Colorectal Dis. 2004 May;6(3):165-70. doi: 10.1111/j.1463-1318.2004.00572.x.
The technique of transanally introducing a circular stapled device to accomplish colorectal anastomoses has been widely used. However, the widespread popularity of this technique may have created the potential of anal sphincter injury during transanal insertion of the anastomosing stapler. Thus, to avoid the risk of anal sphincter injury during anal manipulation, we have been performing an abdominal approach, namely abdominal stapled side-to-end anastomosis (ASSEA) using a Purstring and premium curved EEA stapler in low and high anterior resection. This study will present our experience and results of consecutive resections.

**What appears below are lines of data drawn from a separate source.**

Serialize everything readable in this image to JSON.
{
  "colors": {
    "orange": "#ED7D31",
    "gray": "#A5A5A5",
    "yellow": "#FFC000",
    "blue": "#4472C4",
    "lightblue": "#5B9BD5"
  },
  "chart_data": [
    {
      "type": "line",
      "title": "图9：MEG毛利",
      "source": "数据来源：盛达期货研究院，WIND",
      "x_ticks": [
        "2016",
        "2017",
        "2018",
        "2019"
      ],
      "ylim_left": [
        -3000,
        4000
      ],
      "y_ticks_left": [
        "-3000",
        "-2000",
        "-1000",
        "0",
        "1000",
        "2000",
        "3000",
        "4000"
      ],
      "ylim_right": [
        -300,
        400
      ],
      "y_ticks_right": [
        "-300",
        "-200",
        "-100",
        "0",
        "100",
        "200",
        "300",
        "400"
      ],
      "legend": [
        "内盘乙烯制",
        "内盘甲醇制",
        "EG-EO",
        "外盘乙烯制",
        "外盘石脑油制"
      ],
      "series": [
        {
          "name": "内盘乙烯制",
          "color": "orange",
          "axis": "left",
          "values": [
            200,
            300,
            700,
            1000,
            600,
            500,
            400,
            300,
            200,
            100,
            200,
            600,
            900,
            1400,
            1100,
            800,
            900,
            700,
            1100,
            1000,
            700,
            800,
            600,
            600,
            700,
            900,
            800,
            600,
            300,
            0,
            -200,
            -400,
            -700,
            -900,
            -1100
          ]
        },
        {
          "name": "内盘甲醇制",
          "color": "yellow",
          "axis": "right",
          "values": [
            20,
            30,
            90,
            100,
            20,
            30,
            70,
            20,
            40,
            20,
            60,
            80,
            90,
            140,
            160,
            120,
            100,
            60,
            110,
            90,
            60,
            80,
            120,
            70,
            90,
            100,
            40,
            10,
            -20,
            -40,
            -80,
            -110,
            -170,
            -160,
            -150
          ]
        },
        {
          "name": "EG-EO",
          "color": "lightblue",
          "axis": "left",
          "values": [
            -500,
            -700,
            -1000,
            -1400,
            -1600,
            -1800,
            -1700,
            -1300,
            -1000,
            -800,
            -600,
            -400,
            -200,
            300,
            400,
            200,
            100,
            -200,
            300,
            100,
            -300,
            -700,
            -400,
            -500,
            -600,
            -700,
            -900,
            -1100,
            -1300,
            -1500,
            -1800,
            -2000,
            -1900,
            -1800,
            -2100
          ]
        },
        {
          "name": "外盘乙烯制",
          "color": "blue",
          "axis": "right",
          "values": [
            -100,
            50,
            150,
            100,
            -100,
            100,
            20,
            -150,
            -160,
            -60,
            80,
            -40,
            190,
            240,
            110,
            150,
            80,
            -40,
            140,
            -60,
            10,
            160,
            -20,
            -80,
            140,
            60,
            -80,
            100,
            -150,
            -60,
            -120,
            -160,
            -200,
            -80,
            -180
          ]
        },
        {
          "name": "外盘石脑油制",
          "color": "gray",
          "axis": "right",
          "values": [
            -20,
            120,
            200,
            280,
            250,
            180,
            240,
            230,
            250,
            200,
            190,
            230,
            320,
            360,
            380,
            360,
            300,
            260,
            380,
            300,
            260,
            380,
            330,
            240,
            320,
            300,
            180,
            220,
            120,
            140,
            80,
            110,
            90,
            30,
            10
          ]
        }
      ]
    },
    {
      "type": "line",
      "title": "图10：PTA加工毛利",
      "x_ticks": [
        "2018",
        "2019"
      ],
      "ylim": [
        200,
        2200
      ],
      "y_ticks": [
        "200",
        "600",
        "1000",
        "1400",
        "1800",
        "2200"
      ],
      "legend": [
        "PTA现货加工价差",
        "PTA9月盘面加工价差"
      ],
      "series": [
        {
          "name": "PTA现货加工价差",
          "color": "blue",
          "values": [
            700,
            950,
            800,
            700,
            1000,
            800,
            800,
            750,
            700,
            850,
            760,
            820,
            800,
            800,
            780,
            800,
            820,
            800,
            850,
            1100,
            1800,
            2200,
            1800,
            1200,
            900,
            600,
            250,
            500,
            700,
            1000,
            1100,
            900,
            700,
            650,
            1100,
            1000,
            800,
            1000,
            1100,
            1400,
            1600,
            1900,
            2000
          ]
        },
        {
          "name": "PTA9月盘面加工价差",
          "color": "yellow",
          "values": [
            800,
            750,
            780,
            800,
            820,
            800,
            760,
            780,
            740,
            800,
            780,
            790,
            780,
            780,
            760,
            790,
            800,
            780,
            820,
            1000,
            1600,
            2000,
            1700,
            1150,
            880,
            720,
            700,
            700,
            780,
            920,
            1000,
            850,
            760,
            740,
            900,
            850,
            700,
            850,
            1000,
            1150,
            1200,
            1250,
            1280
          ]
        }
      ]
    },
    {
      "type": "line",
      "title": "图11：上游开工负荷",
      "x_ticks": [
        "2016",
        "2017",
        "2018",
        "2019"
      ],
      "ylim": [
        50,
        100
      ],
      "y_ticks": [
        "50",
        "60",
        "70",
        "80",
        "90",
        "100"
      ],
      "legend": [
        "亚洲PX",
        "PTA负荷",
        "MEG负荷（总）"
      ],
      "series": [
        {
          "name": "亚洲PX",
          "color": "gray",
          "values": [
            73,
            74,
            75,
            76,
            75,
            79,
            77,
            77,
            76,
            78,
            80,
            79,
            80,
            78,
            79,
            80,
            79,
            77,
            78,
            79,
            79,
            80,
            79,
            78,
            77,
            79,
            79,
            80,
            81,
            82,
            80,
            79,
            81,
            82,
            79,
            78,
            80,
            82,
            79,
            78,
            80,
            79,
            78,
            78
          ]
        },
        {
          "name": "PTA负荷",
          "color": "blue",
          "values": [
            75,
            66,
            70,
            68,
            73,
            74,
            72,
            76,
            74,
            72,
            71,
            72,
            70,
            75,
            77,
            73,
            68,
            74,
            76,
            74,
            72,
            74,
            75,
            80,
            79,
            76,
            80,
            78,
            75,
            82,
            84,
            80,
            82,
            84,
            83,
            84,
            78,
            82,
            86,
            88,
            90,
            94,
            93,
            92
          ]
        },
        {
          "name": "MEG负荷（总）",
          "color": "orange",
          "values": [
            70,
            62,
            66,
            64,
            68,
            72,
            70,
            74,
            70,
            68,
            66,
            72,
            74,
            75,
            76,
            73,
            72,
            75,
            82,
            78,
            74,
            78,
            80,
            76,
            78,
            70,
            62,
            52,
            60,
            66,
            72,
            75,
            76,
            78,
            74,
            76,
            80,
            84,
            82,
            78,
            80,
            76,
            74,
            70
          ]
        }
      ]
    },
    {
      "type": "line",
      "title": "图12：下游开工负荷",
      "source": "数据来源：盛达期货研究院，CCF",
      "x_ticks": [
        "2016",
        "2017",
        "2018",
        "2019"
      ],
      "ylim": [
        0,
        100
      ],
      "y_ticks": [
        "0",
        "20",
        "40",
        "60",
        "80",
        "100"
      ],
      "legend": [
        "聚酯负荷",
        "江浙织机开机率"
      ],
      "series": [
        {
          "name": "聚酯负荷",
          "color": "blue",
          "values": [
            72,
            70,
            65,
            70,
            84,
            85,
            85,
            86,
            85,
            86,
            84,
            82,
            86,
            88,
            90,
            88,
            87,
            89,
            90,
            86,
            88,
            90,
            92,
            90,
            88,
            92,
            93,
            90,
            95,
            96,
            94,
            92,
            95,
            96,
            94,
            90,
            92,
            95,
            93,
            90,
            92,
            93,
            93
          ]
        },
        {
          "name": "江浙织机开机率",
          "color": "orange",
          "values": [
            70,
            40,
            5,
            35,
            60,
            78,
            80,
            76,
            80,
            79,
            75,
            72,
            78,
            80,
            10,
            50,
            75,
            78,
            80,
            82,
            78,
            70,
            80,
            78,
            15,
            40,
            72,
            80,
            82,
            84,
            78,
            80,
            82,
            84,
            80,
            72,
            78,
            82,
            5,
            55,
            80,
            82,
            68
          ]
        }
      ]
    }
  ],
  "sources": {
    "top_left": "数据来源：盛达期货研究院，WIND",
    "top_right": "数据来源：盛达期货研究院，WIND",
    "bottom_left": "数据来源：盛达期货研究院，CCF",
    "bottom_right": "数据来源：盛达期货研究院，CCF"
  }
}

ASSEA following a resection of the rectum and sigmoid colon for carcinomas was consecutively performed between October 1998 and May 2002. Age, sex, pre-operative anal function, the TNM classification by the UICC rules, operative methods, postoperative morbidity, mortality, anal function and bowel frequency were evaluated.
Sixty-nine consecutive patients underwent a resection of the rectum and sigmoid colon with ASSEA. There were three (4.3%) clinical anastomotic leakages in the cases studied. Anastomoses that were located above the peritoneal reflection leaked in one (2.5%) of 40 cases, while anastomoses below the peritoneal reflection leaked in two (6.9%) of 29 cases. A diverting stoma was performed in five (17%) of the 29 cases with low anastomosis. Postoperative anal function was stable without soiling or faecal leakage and bowel frequency two months after surgery was less than four times in all 61 patients. There was no postoperative mortality related to the anastomosis.
Abdominal stapled side-to-end anastomosis (Baker type) was found to be a safe and relatively easy method in both low and high anterior resection in association with a good quality of life.
经肛门置入圆形吻合器完成结直肠吻合术的技术已被广泛应用。然而,该技术的广泛普及可能在经肛门插入吻合器时造成肛门括约肌损伤的风险。因此,为避免在肛门操作过程中出现肛门括约肌损伤的风险,我们一直在进行腹部入路手术,即在低位和高位前切除术时使用Purstring和优质弧形EEA吻合器进行腹部吻合器端侧吻合术(ASSEA)。本研究将介绍我们连续进行手术切除的经验和结果。
1998年10月至2002年5月,连续对因癌症行直肠和乙状结肠切除术的患者进行ASSEA。评估患者的年龄、性别、术前肛门功能、根据国际抗癌联盟(UICC)规则的TNM分期、手术方法、术后发病率、死亡率、肛门功能和排便次数。
69例患者连续接受了直肠和乙状结肠切除并进行ASSEA。在所研究的病例中,有3例(4.3%)出现临床吻合口漏。位于腹膜返折上方的吻合口在40例中有1例(2.5%)发生渗漏,而位于腹膜返折下方的吻合口在29例中有2例(6.9%)发生渗漏。29例低位吻合病例中有5例(17%)进行了转流造口术。术后肛门功能稳定,无污粪或粪便泄漏,所有61例患者术后两个月的排便次数均少于4次。没有与吻合相关的术后死亡病例。
发现腹部吻合器端侧吻合术(Baker型)在低位和高位前切除术中都是一种安全且相对简单的方法,并且生活质量良好。